Kelly was absolutely phenomenal for the Devils as the team's sophomore quarterback and he has plenty of room to grow. He passed for over 3,000 yards and had a completion rate just a tick above 67 percent. His touchdown to interception ratio was an astounding 29:9, which shows why he was chosen to be the starter in the first place. He takes care of the ball without being overly cautious. He will be a huge piece for this team moving forward.
Another young player that had a huge part of Arizona State's success was true freshman running back, D.J. Foster. The four-star recruit immediately found his way into the running back rotation along with JUCO transfer Marion Grice and senior runner, Cameron Marshall.
Foster's speed and versatility allowed him to not only play running back, but line up in the slot as a receiver from time to time as well. In all, he amassed just a shade under 500 yards rushing and over 500 yards receiving. He scored a total of six touchdowns, two from the ground and four through the air. Foster has proven to be the type of player this program is going to build itself around for the future.
The other player in the backfield with Foster was junior college transfer, Marion Grice. The junior back was far more effective at getting into the end zone than Foster was, scoring 11 rushing touchdowns by himself. He, like Foster, also brings a certain level of versatility with him, as he had 425 yards receiving and eight receiving touchdowns.
His play in the Kraft Fight Hunger Bowl against Navy was exemplary of the rare combination of character and skill that he possesses. Just over a week after his brother was shot and killed, Grice went on the field and rushed for over 150 yards and two touchdowns, winning offensive MVP of the game. As the main back for the Devils in 2013, many are expecting big things from this former four-star transfer.
Coyle was Kelly's favorite target this past season, catching 57 balls from his sophomore signal caller. Added to the Mackey Award Watch List midseason, Coyle only continued to improve and just barely missed voting to become a finalist for the prestigious award given to the best tight end in the nation. Still, he was an integral part of ASU's offense that finally found a use for the tight end position under Todd Graham.

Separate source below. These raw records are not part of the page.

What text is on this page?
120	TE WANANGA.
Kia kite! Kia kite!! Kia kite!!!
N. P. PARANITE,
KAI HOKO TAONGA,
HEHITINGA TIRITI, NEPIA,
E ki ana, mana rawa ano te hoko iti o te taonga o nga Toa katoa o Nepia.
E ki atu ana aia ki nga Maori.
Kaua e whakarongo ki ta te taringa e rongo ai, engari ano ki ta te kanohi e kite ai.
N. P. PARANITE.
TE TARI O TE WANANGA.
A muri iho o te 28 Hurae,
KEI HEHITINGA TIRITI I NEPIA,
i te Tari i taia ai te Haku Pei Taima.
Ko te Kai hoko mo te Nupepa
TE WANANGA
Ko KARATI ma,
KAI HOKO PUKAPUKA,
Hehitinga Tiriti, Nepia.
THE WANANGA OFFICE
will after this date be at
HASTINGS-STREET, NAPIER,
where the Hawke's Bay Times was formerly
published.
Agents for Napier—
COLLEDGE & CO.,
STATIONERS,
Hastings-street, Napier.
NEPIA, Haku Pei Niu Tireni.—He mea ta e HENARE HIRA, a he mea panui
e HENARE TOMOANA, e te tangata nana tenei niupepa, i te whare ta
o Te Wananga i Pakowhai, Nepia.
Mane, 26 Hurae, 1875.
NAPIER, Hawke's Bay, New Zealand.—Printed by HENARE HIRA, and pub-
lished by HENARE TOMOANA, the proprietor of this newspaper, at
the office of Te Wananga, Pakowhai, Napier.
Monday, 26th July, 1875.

Coyle provided a safety net of sorts for Kelly, catching passes over the middle of the field and converting first downs with his 6'3", 230 pound frame. Whether Coyle decides to go pro or come back for his senior season at ASU, it should be noted how big of a piece he was to the Sun Devils' winning ways in 2012.
While there are always more people we could mention, I am going to keep the list as is. And for me, the winner is...
Marion Grice. He was the biggest piece to the puzzle, assaulting opponents both through the air and on the ground. He was always a threat to score and almost an impossible athlete to cover. His heart and passion for the game, coupled with his unbelievable talent should translate well for ASU in 2013.